After the 8pm clapping and free meals fade, I hope that the NHS won’t be forgotten. We will be busy rebuilding and restoring from a time of huge upheaval. To resume to “normal” would be a step in the wrong direction. Hopefully, this pandemic will bring about positive change and a new and improved normal, for NHS staff and service users alike.”

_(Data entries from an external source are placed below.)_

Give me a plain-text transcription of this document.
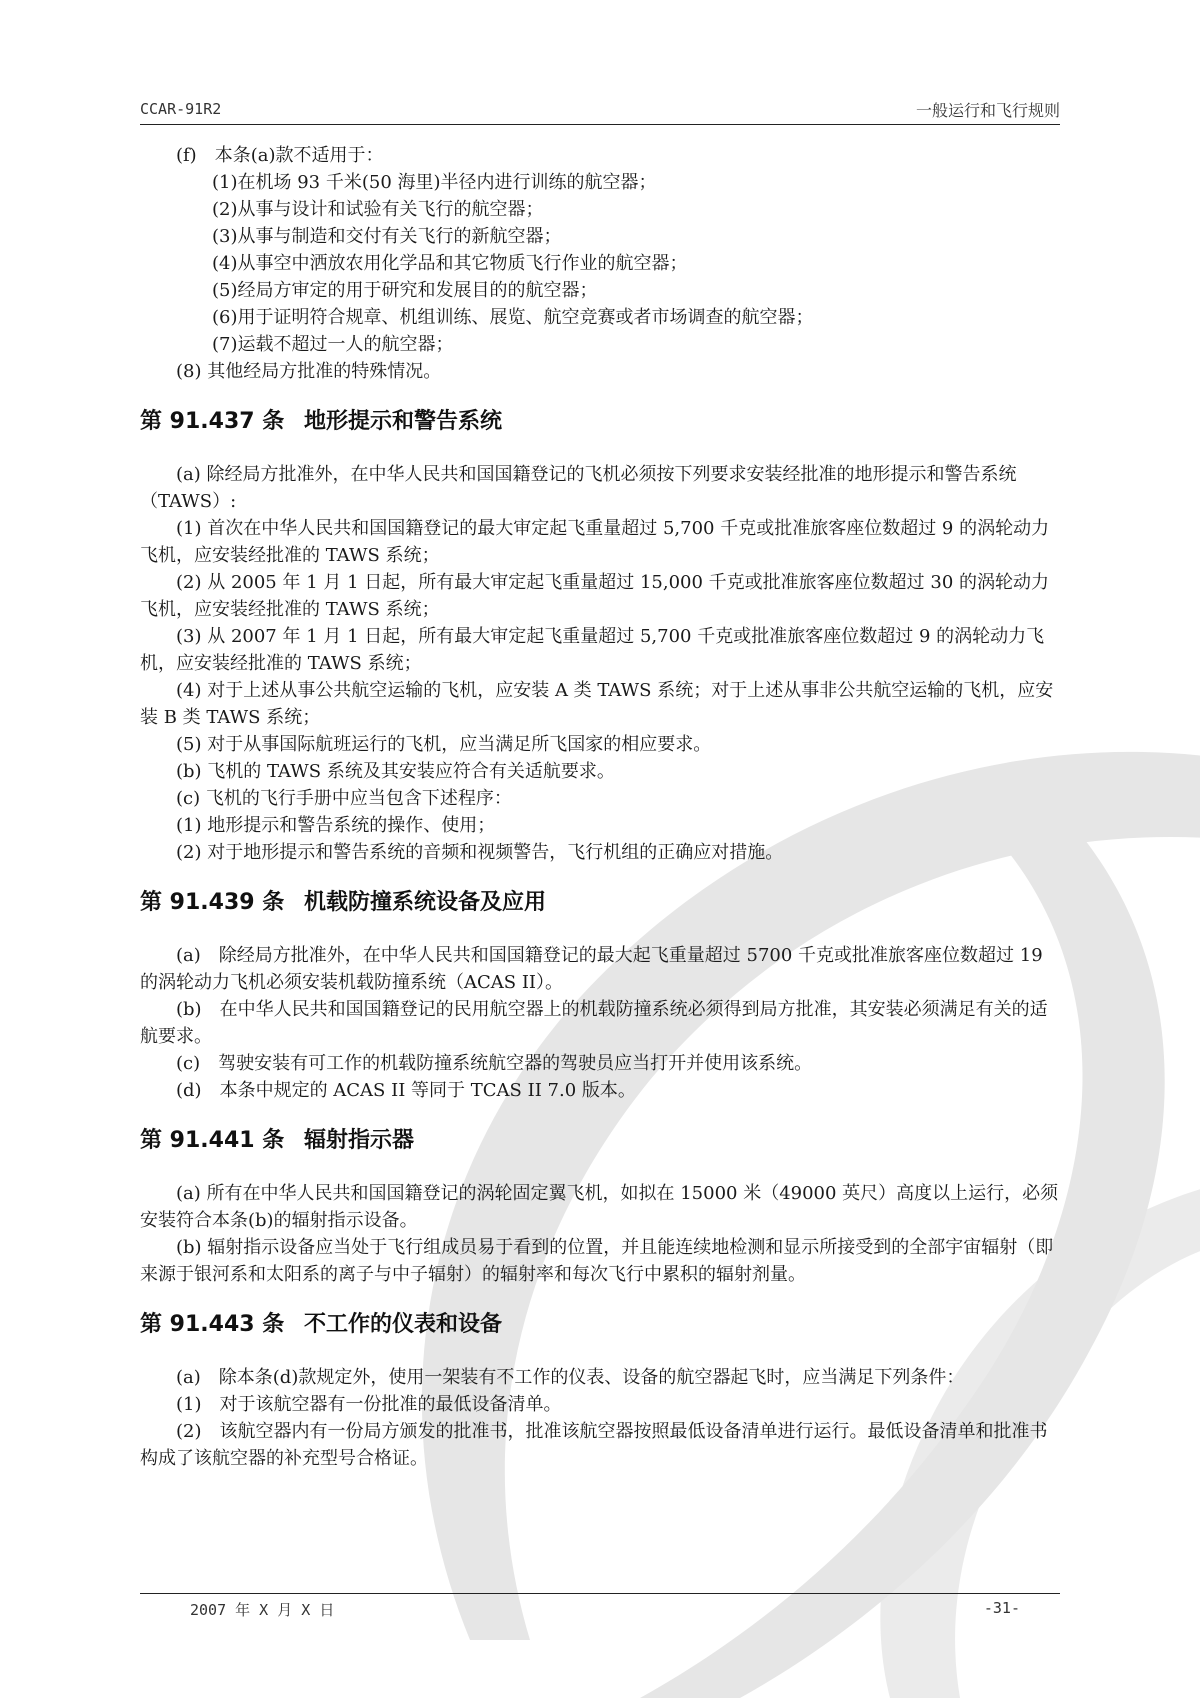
CCAR-91R2	一般运行和飞行规则

(f)　本条(a)款不适用于：

(1)在机场 93 千米(50 海里)半径内进行训练的航空器；

(2)从事与设计和试验有关飞行的航空器；

(3)从事与制造和交付有关飞行的新航空器；

(4)从事空中洒放农用化学品和其它物质飞行作业的航空器；

(5)经局方审定的用于研究和发展目的的航空器；

(6)用于证明符合规章、机组训练、展览、航空竞赛或者市场调查的航空器；

(7)运载不超过一人的航空器；

(8) 其他经局方批准的特殊情况。

第 91.437 条 地形提示和警告系统

(a) 除经局方批准外，在中华人民共和国国籍登记的飞机必须按下列要求安装经批准的地形提示和警告系统（TAWS）:

(1) 首次在中华人民共和国国籍登记的最大审定起飞重量超过 5,700 千克或批准旅客座位数超过 9 的涡轮动力飞机，应安装经批准的 TAWS 系统；

(2) 从 2005 年 1 月 1 日起，所有最大审定起飞重量超过 15,000 千克或批准旅客座位数超过 30 的涡轮动力飞机，应安装经批准的 TAWS 系统；

(3) 从 2007 年 1 月 1 日起，所有最大审定起飞重量超过 5,700 千克或批准旅客座位数超过 9 的涡轮动力飞机，应安装经批准的 TAWS 系统；

(4) 对于上述从事公共航空运输的飞机，应安装 A 类 TAWS 系统；对于上述从事非公共航空运输的飞机，应安装 B 类 TAWS 系统；

(5) 对于从事国际航班运行的飞机，应当满足所飞国家的相应要求。

(b) 飞机的 TAWS 系统及其安装应符合有关适航要求。

(c) 飞机的飞行手册中应当包含下述程序：

(1) 地形提示和警告系统的操作、使用；

(2) 对于地形提示和警告系统的音频和视频警告，飞行机组的正确应对措施。

第 91.439 条 机载防撞系统设备及应用

(a)　除经局方批准外，在中华人民共和国国籍登记的最大起飞重量超过 5700 千克或批准旅客座位数超过 19 的涡轮动力飞机必须安装机载防撞系统（ACAS II）。

(b)　在中华人民共和国国籍登记的民用航空器上的机载防撞系统必须得到局方批准，其安装必须满足有关的适航要求。

(c)　驾驶安装有可工作的机载防撞系统航空器的驾驶员应当打开并使用该系统。

(d)　本条中规定的 ACAS II 等同于 TCAS II 7.0 版本。

第 91.441 条 辐射指示器

(a) 所有在中华人民共和国国籍登记的涡轮固定翼飞机，如拟在 15000 米（49000 英尺）高度以上运行，必须安装符合本条(b)的辐射指示设备。

(b) 辐射指示设备应当处于飞行组成员易于看到的位置，并且能连续地检测和显示所接受到的全部宇宙辐射（即来源于银河系和太阳系的离子与中子辐射）的辐射率和每次飞行中累积的辐射剂量。

第 91.443 条 不工作的仪表和设备

(a)　除本条(d)款规定外，使用一架装有不工作的仪表、设备的航空器起飞时，应当满足下列条件：

(1)　对于该航空器有一份批准的最低设备清单。

(2)　该航空器内有一份局方颁发的批准书，批准该航空器按照最低设备清单进行运行。最低设备清单和批准书构成了该航空器的补充型号合格证。

2007 年 X 月 X 日	-31-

Anisa Omar, supermarket assistant
Anisa Omar, 21, has worked as a supermarket assistant at the London King’s Cross branch of Waitrose for a year. She lives in Islington with her parents and three siblings, and is currently in the second year of a Business Management degree at university.
“Since I started at Waitrose, I’ve been on the tills. Recently, I’m on Rapid, which is a delivery service that provides for people who want quick items. So I’ve been doing people’s shopping for them, wrapping it up, and then we give it to a courier to take to the people’s houses.
When the lockdown was announced, I felt like I just had to go in and do my job. I have felt slightly anxious, but, honestly, that’s because we’re in a pandemic now – people are just more on edge. You’re putting yourself at risk by being at work, but it’s worth it because you’re helping people. If you show in your face you feel some type of way about the pandemic, it shows to customers. If I can put a smile on someone’s face because I’m smiling, that’s amazing for me. That’s all I need.
I feel quite safe at work. I’m following government guidelines, keeping my distance, wearing my gloves, making sure I keep my distance with customers, and that they’re obviously a safe distance away from me as well.
Before the pandemic, people would look at us as service assistants – we’re there to show them where the eggs are or if they want to complain about something. But now they’re a lot more understanding. They understand that we’re here all the time, and they don’t have to leave their houses. People are a lot nicer, they’re warmer.
It’s nice being a key worker. My job was not something that was that big of a deal before. But now it’s like we’re important. We have to be here, regardless of what’s happening in the world. It’s more than just a job now.”